Ukrainian director Oleg Sentsov was awarded the French Legion of Honor. The award was presented to him by Ambassador Etienne de Ponsin on behalf of French President Emmanuel Macron.
“I have long wanted to tell you how much my country admires your courage and commitment to the ideals of freedom. You have become a symbol of resistance to injustice. Your entry into the Ukrainian army is a symbol of what the Western world admires: the whole nation opposes aggression, the whole nation, in all its diversity, unites in the struggle for justice, independence and freedom,” the ambassador said.
The Order of the Legion of Honor was also awarded to the Ukrainian writer Oksana Zabuzhko.
In August 2015, the North Caucasian District Military Court in Rostov-on-Don found Oleg Sentsov guilty of organizing a terrorist community and sentenced him to 20 years in a strict regime colony. Activist Oleksandr Kolchenko was convicted in the same case and sentenced to 10 years.

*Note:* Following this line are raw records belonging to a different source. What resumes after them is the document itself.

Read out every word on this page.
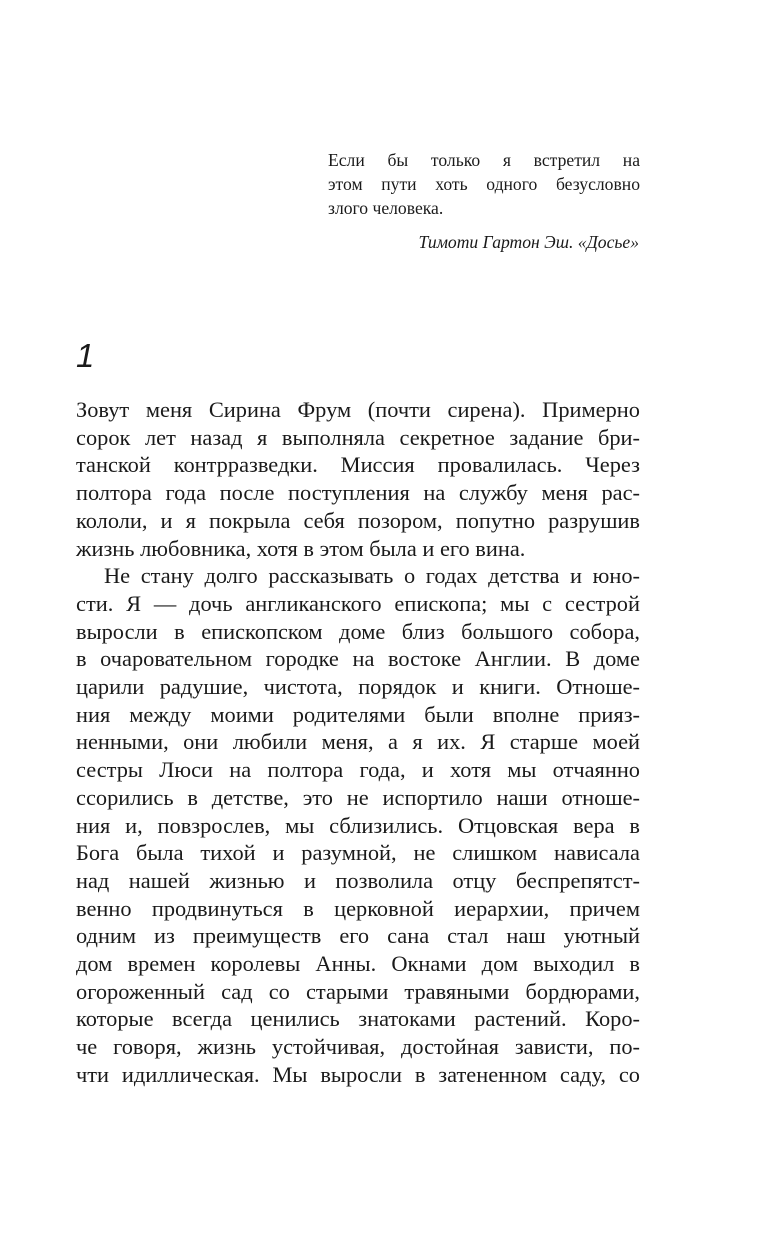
Если бы только я встретил на
этом пути хоть одного безусловно
злого человека.
Тимоти Гартон Эш. «Досье»
1
Зовут меня Сирина Фрум (почти сирена). Примерно
сорок лет назад я выполняла секретное задание бри-
танской контрразведки. Миссия провалилась. Через
полтора года после поступления на службу меня рас-
кололи, и я покрыла себя позором, попутно разрушив
жизнь любовника, хотя в этом была и его вина.
Не стану долго рассказывать о годах детства и юно-
сти. Я — дочь англиканского епископа; мы с сестрой
выросли в епископском доме близ большого собора,
в очаровательном городке на востоке Англии. В доме
царили радушие, чистота, порядок и книги. Отноше-
ния между моими родителями были вполне прияз-
ненными, они любили меня, а я их. Я старше моей
сестры Люси на полтора года, и хотя мы отчаянно
ссорились в детстве, это не испортило наши отноше-
ния и, повзрослев, мы сблизились. Отцовская вера в
Бога была тихой и разумной, не слишком нависала
над нашей жизнью и позволила отцу беспрепятст-
венно продвинуться в церковной иерархии, причем
одним из преимуществ его сана стал наш уютный
дом времен королевы Анны. Окнами дом выходил в
огороженный сад со старыми травяными бордюрами,
которые всегда ценились знатоками растений. Коро-
че говоря, жизнь устойчивая, достойная зависти, по-
чти идиллическая. Мы выросли в затененном саду, со
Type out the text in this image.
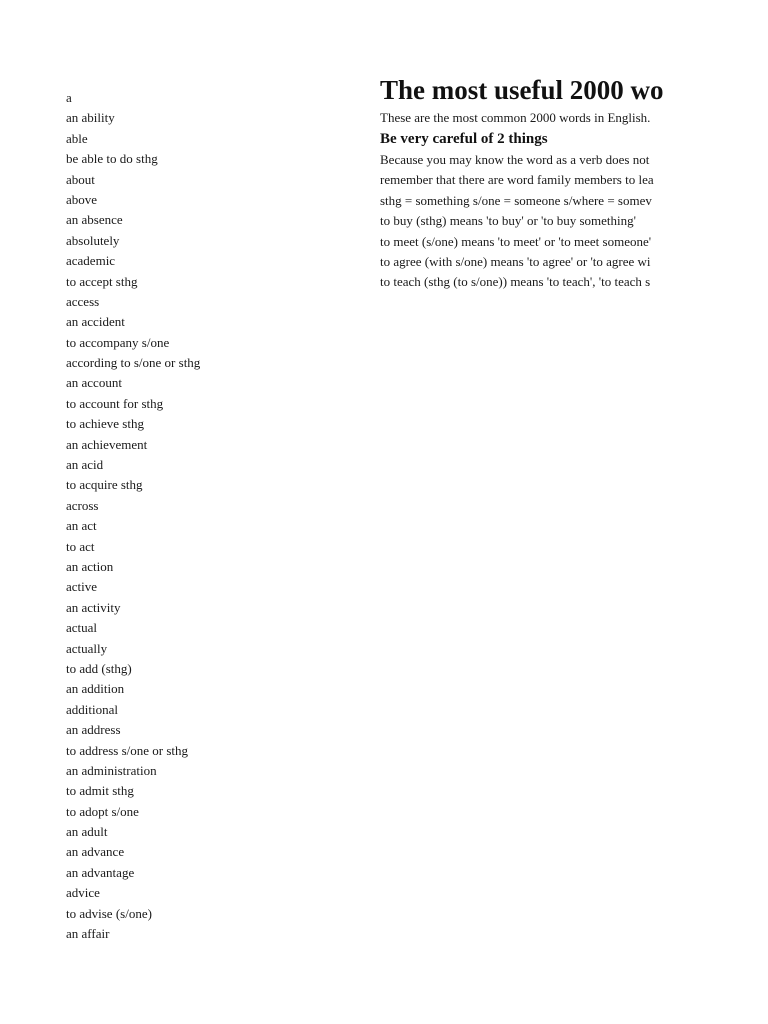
a
an ability
able
be able to do sthg
about
above
an absence
absolutely
academic
to accept sthg
access
an accident
to accompany s/one
according to s/one or sthg
an account
to account for sthg
to achieve sthg
an achievement
an acid
to acquire sthg
across
an act
to act
an action
active
an activity
actual
actually
to add (sthg)
an addition
additional
an address
to address s/one or sthg
an administration
to admit sthg
to adopt s/one
an adult
an advance
an advantage
advice
to advise (s/one)
an affair
The most useful 2000 wo
These are the most common 2000 words in English.
Be very careful of 2 things
Because you may know the word as a verb does not
remember that there are word family members to lea
sthg = something s/one = someone s/where = somev
to buy (sthg) means 'to buy' or 'to buy something'
to meet (s/one) means 'to meet' or 'to meet someone'
to agree (with s/one) means 'to agree' or 'to agree wi
to teach (sthg (to s/one)) means 'to teach', 'to teach s
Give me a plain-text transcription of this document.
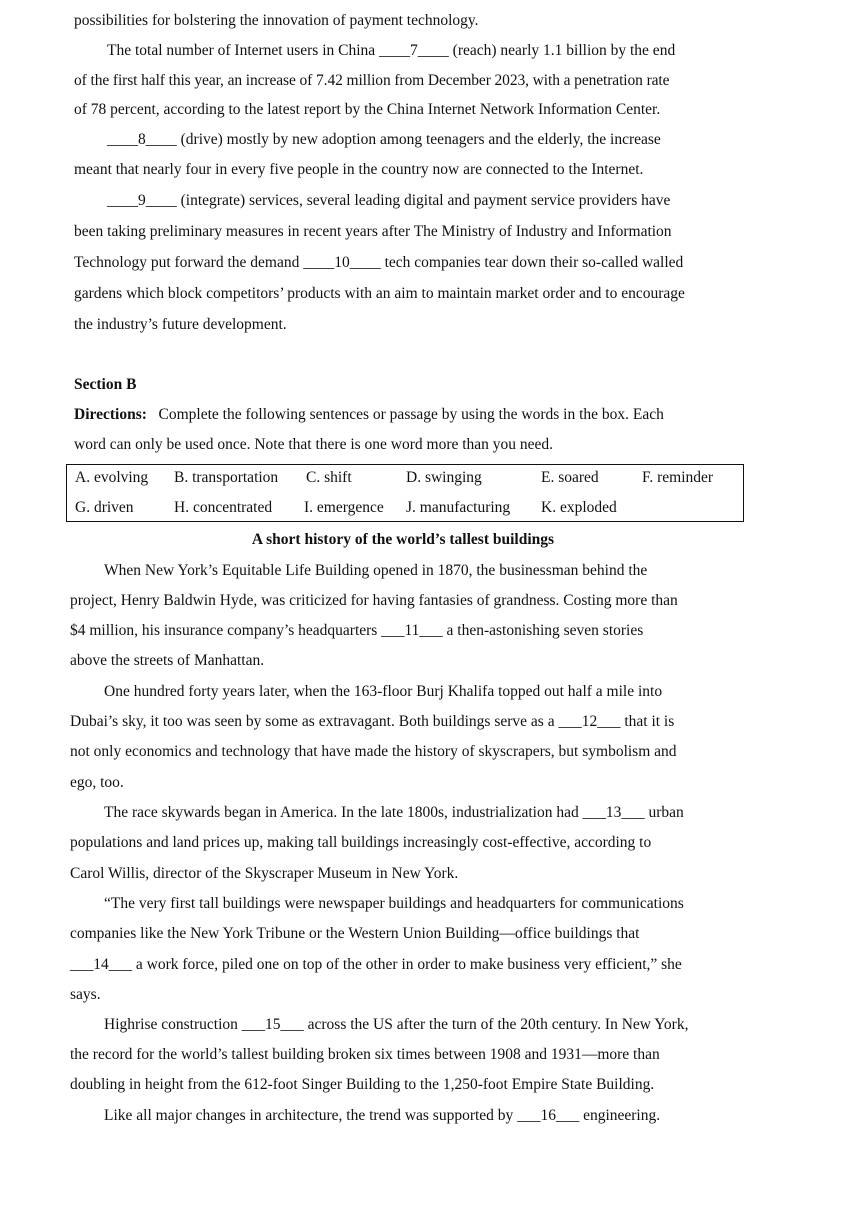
possibilities for bolstering the innovation of payment technology.
The total number of Internet users in China ____7____ (reach) nearly 1.1 billion by the end
of the first half this year, an increase of 7.42 million from December 2023, with a penetration rate
of 78 percent, according to the latest report by the China Internet Network Information Center.
____8____ (drive) mostly by new adoption among teenagers and the elderly, the increase
meant that nearly four in every five people in the country now are connected to the Internet.
____9____ (integrate) services, several leading digital and payment service providers have
been taking preliminary measures in recent years after The Ministry of Industry and Information
Technology put forward the demand ____10____ tech companies tear down their so-called walled
gardens which block competitors’ products with an aim to maintain market order and to encourage
the industry’s future development.
Section B
Directions: Complete the following sentences or passage by using the words in the box. Each
word can only be used once. Note that there is one word more than you need.
A. evolving B. transportation C. shift	D. swinging	E. soared	F. reminder
G. driven	H. concentrated I. emergence J. manufacturing K. exploded
A short history of the world’s tallest buildings
When New York’s Equitable Life Building opened in 1870, the businessman behind the
project, Henry Baldwin Hyde, was criticized for having fantasies of grandness. Costing more than
$4 million, his insurance company’s headquarters ___11___ a then-astonishing seven stories
above the streets of Manhattan.
One hundred forty years later, when the 163-floor Burj Khalifa topped out half a mile into
Dubai’s sky, it too was seen by some as extravagant. Both buildings serve as a ___12___ that it is
not only economics and technology that have made the history of skyscrapers, but symbolism and
ego, too.
The race skywards began in America. In the late 1800s, industrialization had ___13___ urban
populations and land prices up, making tall buildings increasingly cost-effective, according to
Carol Willis, director of the Skyscraper Museum in New York.
“The very first tall buildings were newspaper buildings and headquarters for communications
companies like the New York Tribune or the Western Union Building—office buildings that
___14___ a work force, piled one on top of the other in order to make business very efficient,” she
says.
Highrise construction ___15___ across the US after the turn of the 20th century. In New York,
the record for the world’s tallest building broken six times between 1908 and 1931—more than
doubling in height from the 612-foot Singer Building to the 1,250-foot Empire State Building.
Like all major changes in architecture, the trend was supported by ___16___ engineering.
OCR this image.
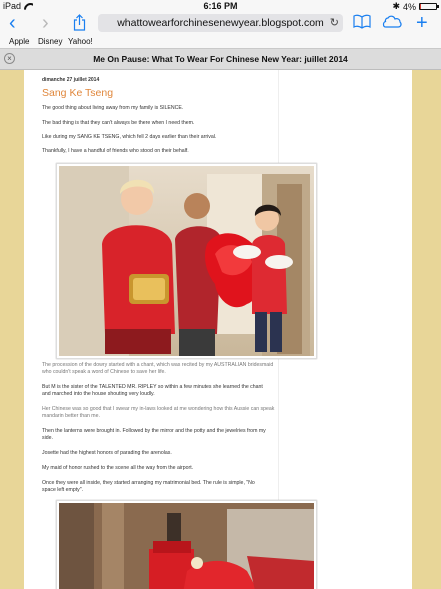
iPad	6:16 PM	✱ 4%
‹ ›	whattowearforchinesenewyear.blogspot.com ↻	+
Apple Disney Yahoo!
×	Me On Pause: What To Wear For Chinese New Year: juillet 2014
dimanche 27 juillet 2014
Sang Ke Tseng
The good thing about living away from my family is SILENCE.
The bad thing is that they can't always be there when I need them.
Like during my SANG KE TSENG, which fell 2 days earlier than their arrival.
Thankfully, I have a handful of friends who stood on their behalf.
The procession of the dowry started with a chant, which was recited by my AUSTRALIAN bridesmaid
who couldn't speak a word of Chinese to save her life.
But M is the sister of the TALENTED MR. RIPLEY so within a few minutes she learned the chant
and marched into the house shouting very loudly.
Her Chinese was so good that I swear my in-laws looked at me wondering how this Aussie can speak
mandarin better than me.
Then the lanterns were brought in. Followed by the mirror and the potty and the jewelries from my
side.
Josette had the highest honors of parading the arenolas.
My maid of honor rushed to the scene all the way from the airport.
Once they were all inside, they started arranging my matrimonial bed. The rule is simple, "No
space left empty".
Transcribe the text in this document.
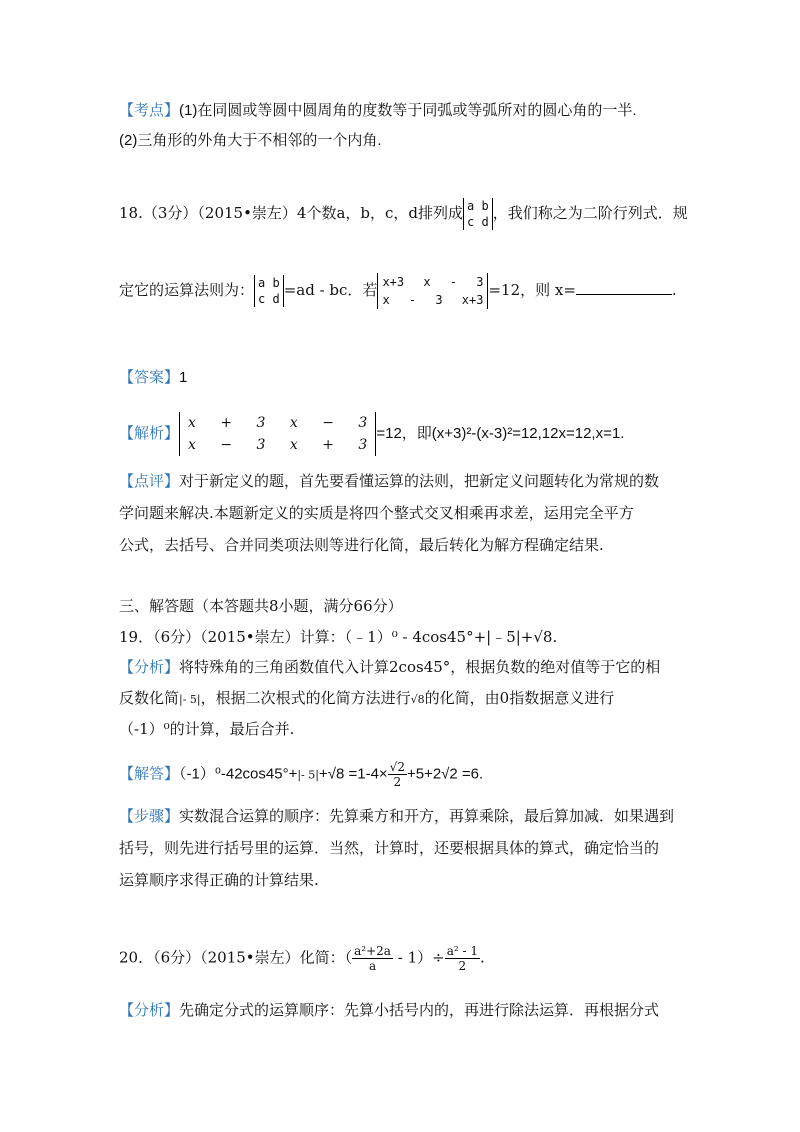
【考点】(1)在同圆或等圆中圆周角的度数等于同弧或等弧所对的圆心角的一半.
(2)三角形的外角大于不相邻的一个内角.
18.（3分）（2015•崇左）4个数a，b，c，d排列成 a b
c d ，我们称之为二阶行列式．规
定它的运算法则为： a b
c d =ad - bc．若 x+3 x - 3
x - 3 x+3
=12，则 x=	.
【答案】1
【解析】
x + 3 x − 3
x − 3 x + 3
=12，即(x+3)²-(x-3)²=12,12x=12,x=1.
【点评】对于新定义的题，首先要看懂运算的法则，把新定义问题转化为常规的数
学问题来解决.本题新定义的实质是将四个整式交叉相乘再求差，运用完全平方
公式，去括号、合并同类项法则等进行化简，最后转化为解方程确定结果.
三、解答题（本答题共8小题，满分66分）
19．（6分）（2015•崇左）计算：（﹣1）⁰ - 4cos45°+|﹣5|+√8.
【分析】将特殊角的三角函数值代入计算2cos45°，根据负数的绝对值等于它的相
反数化简|- 5|，根据二次根式的化简方法进行√8的化简，由0指数据意义进行
（-1）⁰的计算，最后合并.
【解答】（-1）⁰-42cos45°+|- $5|+√8 =1-4\times \frac{√2}{2} +5+2√2 =6$.
【步骤】实数混合运算的顺序：先算乘方和开方，再算乘除，最后算加减．如果遇到
括号，则先进行括号里的运算．当然，计算时，还要根据具体的算式，确定恰当的
运算顺序求得正确的计算结果.
20．（6分）（2015•崇左）化简：（ $\frac{\text{a²+2a}}{a} - 1)\div \frac{\text{a² - 1}}{2}$ .
【分析】先确定分式的运算顺序：先算小括号内的，再进行除法运算．再根据分式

Sentsov and Kolchenko were accused of setting fire to the offices of the Russian Community of Crimea organization and the office of United Russia in Simferopol in the spring of 2014, shortly after the annexation of Crimea. In addition, Sentsov and other suspects were allegedly preparing to blow up a monument to Lenin, the investigation claimed.
On September 7, 2019, Oleg Sentsov returned to Ukraine as part of the 35-35 exchange of detainees between Kiev and Moscow. In a speech in the European Parliament at the presentation of the Sakharov Prize, Sentsov urged not to trust the President of the Russian Federation and "not to extend the hand of friendship to Putin over the heads of Ukrainians."